Zum bereits bestehenden und sich über die Jahre hinweg weiter ausbauenden Überangebot, hat man noch ganz lokaltypisch die Besen und Weinausschänke aller Art und dies inzwischen das gesamte Jahr über. Hinzu kommen noch die unzähligen Feste und Festle, die das gesamte Gastro-Ensemble weiter abrunden; selbst in den Weinbergen, am Neckar und im Sportbecken wird jetzt ausgeschenkt.

Das führt schon seit Jahren dazu, dass es bei uns in der Gastro-Szene einen knallharten Verdrängungswettkampf gibt, der schon lange nicht mehr gesund ist.

Das alles wird in Heilbronn durch von mir schon sehr lange bemängelnde Umstände ins völlig Abstruse gesteigert! Zum einen ist es der Heilbronner Klüngel, der dafür sorgt, dass es in Heilbronn Gastro-Betriebe gibt, die vorsichtig ausgedrückt, einfacher als die anderen wirtschaften können.

Zum anderen aber und dies ist der meines Erachtens gravierendste Grund stellt Heilbronn überhaupt nicht sicher, dass sich Gastronomiebetriebe im mittleren Preissegment und dabei selbst internationale Ketten langfristig in der Stadt halten können!

Vielleicht ein kleiner Trost für meine Mitbürger, eine „Luxus-Gastronomie“ denkt schon gar nicht daran, sich in Heilbronn überhaupt zu etablieren, denn die müssen unbedingt im Vorfeld prüfen, ob die Rahmenbedingungen dafür überhaupt vorhanden sind.

Und das ist mein Punkt. Sie sind es nicht! Nicht einmal für den sehr leistungsbereiten gastronomischen Mittelstand.

Egal welcher Betrieb und wie gut er sich selbst auch aufstellt, er ist von seinem direkten Umfeld abhängig. Und wenn dies nicht stimmt oder nicht stimmig ist, fühlen sich seine Kunden kaum wohl. Und das führt mittelfristig dazu, dass diese abwandern und nicht mehr wiederkommen.

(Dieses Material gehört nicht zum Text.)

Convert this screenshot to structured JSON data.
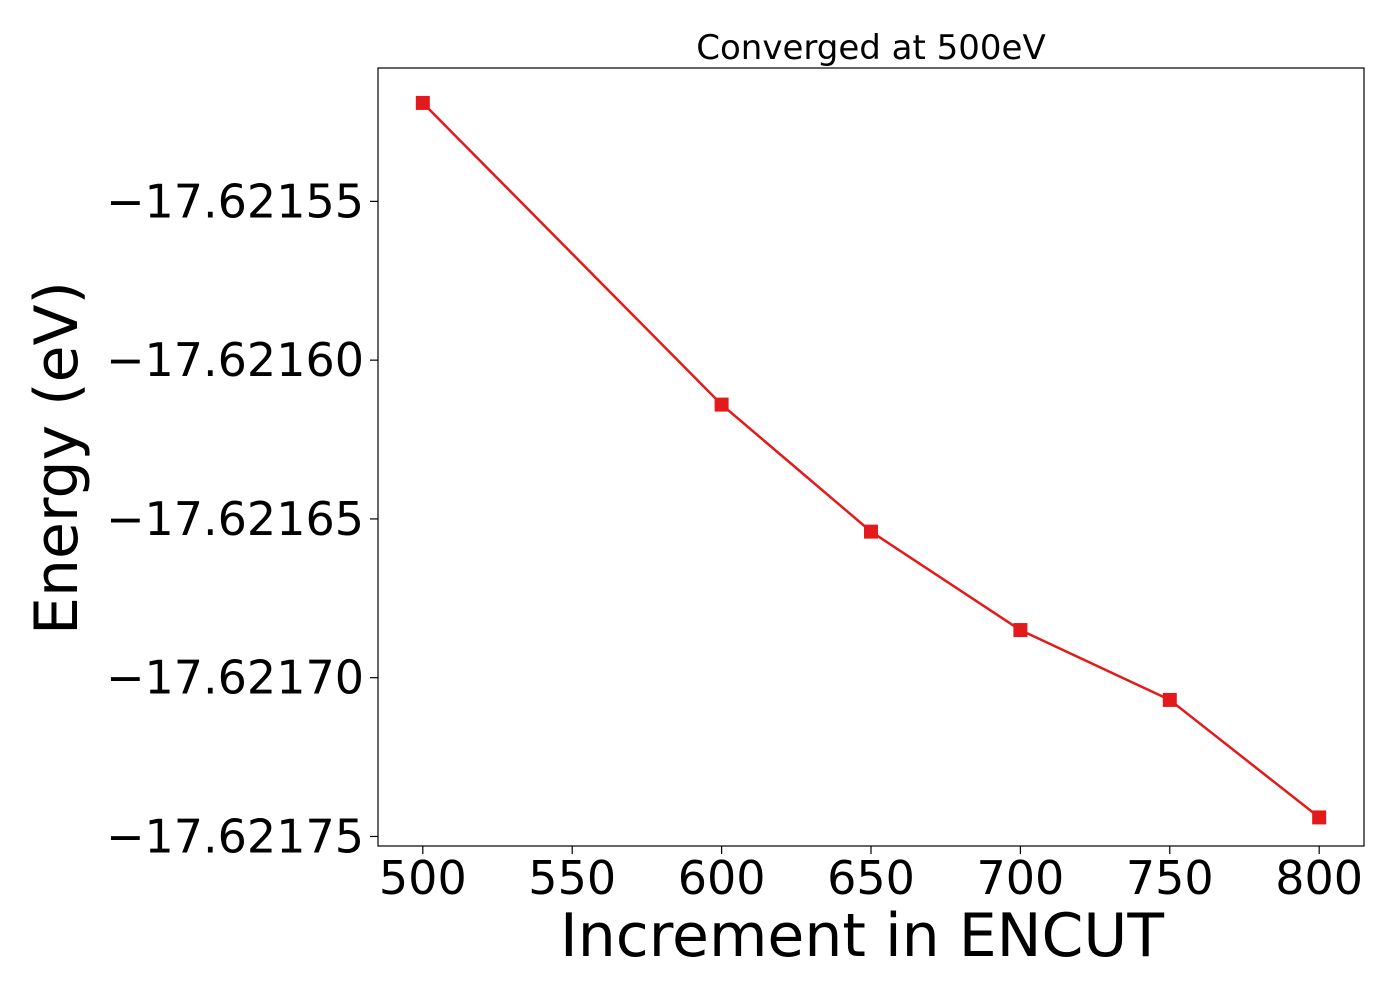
{
  "chart_data": {
    "type": "line",
    "title": "Converged at 500eV",
    "xlabel": "Increment in ENCUT",
    "ylabel": "Energy (eV)",
    "x": [
      500,
      600,
      650,
      700,
      750,
      800
    ],
    "series": [
      {
        "values": [
          -17.621519,
          -17.621614,
          -17.621654,
          -17.621685,
          -17.621707,
          -17.621744
        ],
        "color": "#e31a1c",
        "marker": "square"
      }
    ],
    "xticks": [
      500,
      550,
      600,
      650,
      700,
      750,
      800
    ],
    "xtick_labels": [
      "500",
      "550",
      "600",
      "650",
      "700",
      "750",
      "800"
    ],
    "yticks": [
      -17.62155,
      -17.6216,
      -17.62165,
      -17.6217,
      -17.62175
    ],
    "ytick_labels": [
      "−17.62155",
      "−17.62160",
      "−17.62165",
      "−17.62170",
      "−17.62175"
    ],
    "xlim": [
      485,
      815
    ],
    "ylim": [
      -17.621753,
      -17.621508
    ],
    "grid": false,
    "legend": "none"
  }
}
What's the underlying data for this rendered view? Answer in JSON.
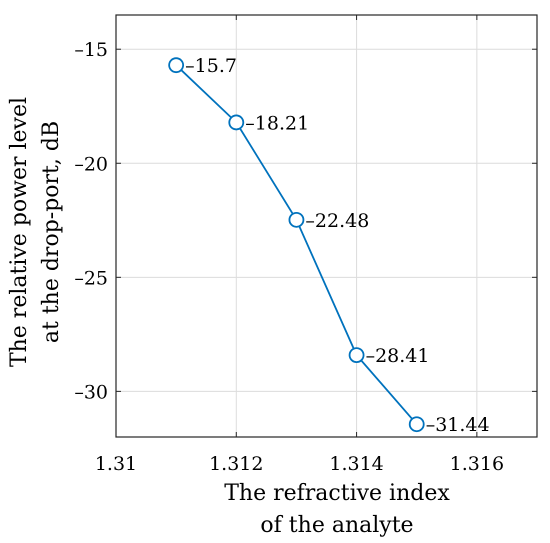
{
  "chart_data": {
    "type": "line",
    "x": [
      1.311,
      1.312,
      1.313,
      1.314,
      1.315
    ],
    "series": [
      {
        "values": [
          -15.7,
          -18.21,
          -22.48,
          -28.41,
          -31.44
        ],
        "color": "#0072BD",
        "marker": "circle"
      }
    ],
    "data_labels": [
      "–15.7",
      "–18.21",
      "–22.48",
      "–28.41",
      "–31.44"
    ],
    "xlabel": [
      "The refractive index",
      "of the analyte"
    ],
    "ylabel": [
      "The relative power level",
      "at the drop-port, dB"
    ],
    "xlim": [
      1.31,
      1.317
    ],
    "ylim": [
      -32,
      -13.5
    ],
    "xticks": [
      1.31,
      1.312,
      1.314,
      1.316
    ],
    "xtick_labels": [
      "1.31",
      "1.312",
      "1.314",
      "1.316"
    ],
    "yticks": [
      -15,
      -20,
      -25,
      -30
    ],
    "ytick_labels": [
      "–15",
      "–20",
      "–25",
      "–30"
    ],
    "grid": true,
    "legend": "none"
  }
}
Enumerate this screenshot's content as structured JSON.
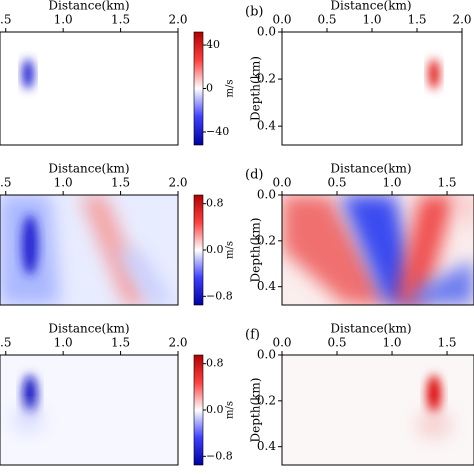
{
  "chart_data": [
    {
      "type": "heatmap",
      "xlabel": "Distance(km)",
      "xlim": [
        0.45,
        2.0
      ],
      "ylim": [
        0,
        0.48
      ],
      "xticks": [
        {
          "value": 0.5,
          "label": ".5"
        },
        {
          "value": 1.0,
          "label": "1.0"
        },
        {
          "value": 1.5,
          "label": "1.5"
        },
        {
          "value": 2.0,
          "label": "2.0"
        }
      ],
      "colorbar": {
        "label": "m/s",
        "lim": [
          -52,
          52
        ],
        "ticks": [
          40,
          0,
          {
            "value": -40,
            "label": "−40"
          }
        ]
      }
    },
    {
      "type": "heatmap",
      "panel_label": "(b)",
      "xlabel": "Distance(km)",
      "ylabel": "Depth(km)",
      "xlim": [
        0,
        2.0
      ],
      "ylim": [
        0,
        0.48
      ],
      "xticks": [
        {
          "value": 0,
          "label": "0.0"
        },
        {
          "value": 0.5,
          "label": "0.5"
        },
        {
          "value": 1.0,
          "label": "1.0"
        },
        {
          "value": 1.5,
          "label": "1.5"
        },
        {
          "value": 2.0,
          "label": "2.0"
        }
      ],
      "yticks": [
        {
          "value": 0,
          "label": "0.0"
        },
        0.2,
        0.4
      ]
    },
    {
      "type": "heatmap",
      "xlabel": "Distance(km)",
      "xlim": [
        0.45,
        2.0
      ],
      "ylim": [
        0,
        0.48
      ],
      "xticks": [
        {
          "value": 0.5,
          "label": ".5"
        },
        {
          "value": 1.0,
          "label": "1.0"
        },
        {
          "value": 1.5,
          "label": "1.5"
        },
        {
          "value": 2.0,
          "label": "2.0"
        }
      ],
      "colorbar": {
        "label": "m/s",
        "lim": [
          -0.95,
          0.95
        ],
        "ticks": [
          0.8,
          {
            "value": 0,
            "label": "0.0"
          },
          {
            "value": -0.8,
            "label": "−0.8"
          }
        ]
      }
    },
    {
      "type": "heatmap",
      "panel_label": "(d)",
      "xlabel": "Distance(km)",
      "ylabel": "Depth(km)",
      "xlim": [
        0,
        1.745
      ],
      "ylim": [
        0,
        0.48
      ],
      "xticks": [
        {
          "value": 0,
          "label": "0.0"
        },
        {
          "value": 0.5,
          "label": "0.5"
        },
        {
          "value": 1.0,
          "label": "1.0"
        },
        {
          "value": 1.5,
          "label": "1.5"
        }
      ],
      "yticks": [
        {
          "value": 0,
          "label": "0.0"
        },
        0.2,
        0.4
      ]
    },
    {
      "type": "heatmap",
      "xlabel": "Distance(km)",
      "xlim": [
        0.45,
        2.0
      ],
      "ylim": [
        0,
        0.48
      ],
      "xticks": [
        {
          "value": 0.5,
          "label": ".5"
        },
        {
          "value": 1.0,
          "label": "1.0"
        },
        {
          "value": 1.5,
          "label": "1.5"
        },
        {
          "value": 2.0,
          "label": "2.0"
        }
      ],
      "colorbar": {
        "label": "m/s",
        "lim": [
          -0.95,
          0.95
        ],
        "ticks": [
          0.8,
          {
            "value": 0,
            "label": "0.0"
          },
          {
            "value": -0.8,
            "label": "−0.8"
          }
        ]
      }
    },
    {
      "type": "heatmap",
      "panel_label": "(f)",
      "xlabel": "Distance(km)",
      "ylabel": "Depth(km)",
      "xlim": [
        0,
        1.745
      ],
      "ylim": [
        0,
        0.48
      ],
      "xticks": [
        {
          "value": 0,
          "label": "0.0"
        },
        {
          "value": 0.5,
          "label": "0.5"
        },
        {
          "value": 1.0,
          "label": "1.0"
        },
        {
          "value": 1.5,
          "label": "1.5"
        }
      ],
      "yticks": [
        {
          "value": 0,
          "label": "0.0"
        },
        0.2,
        0.4
      ]
    }
  ]
}
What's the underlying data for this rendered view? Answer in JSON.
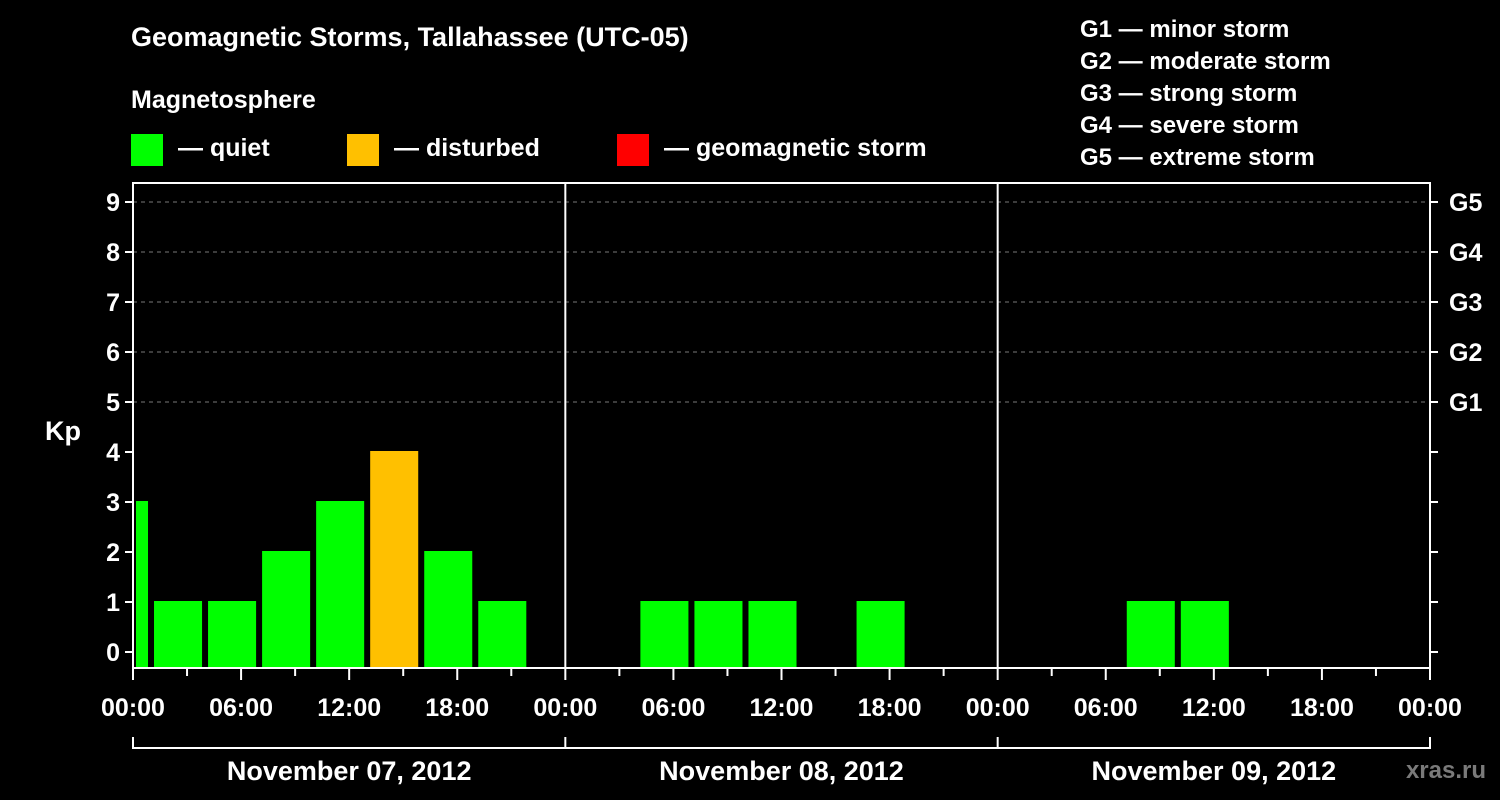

Wer möchte schon auf dem Weg für sein 50 Euro Steak durch Müllberge waten und sich nach dem Steak dazu noch seinen Weg durch Bettler, Hausierer und sonstigen Rabauken bahnen?

Oder mit der Familie an einem Tisch sitzen, der keine 20 Zentimeter von einer Schnellstraße für Radfahrer und sonstige Rüpel entfernt ist?

Oder in der Fußgängerzone sitzend das Eis genießen, wenn der Verwesungsgeruch aus der Seitenstraße herüberweht?

Diese Lokalitäten können noch so gut sein wie sie möchten, der Kunde sucht sich stimmigere Orte.

Wir beklagen uns aber weiterhin lieber darüber, dass gute Lokalitäten und auch andere Läden bei uns immer wieder und nun gehäufter verschwinden, als dafür zu sorgen, dass diese Betriebe ein Umfeld vorfinden, wo sie überhaupt eine Chance haben, um langfristig existieren zu können.

Wenn ich mich gleich auf den Weg mache, um in der Innenstadt zwei Pflanzenkübel zu gießen, werde ich sicherlich auf dieselben Müllhaufen stoßen, wie bereits vor 14 Tagen — zumindest mir macht das keinen Appetit!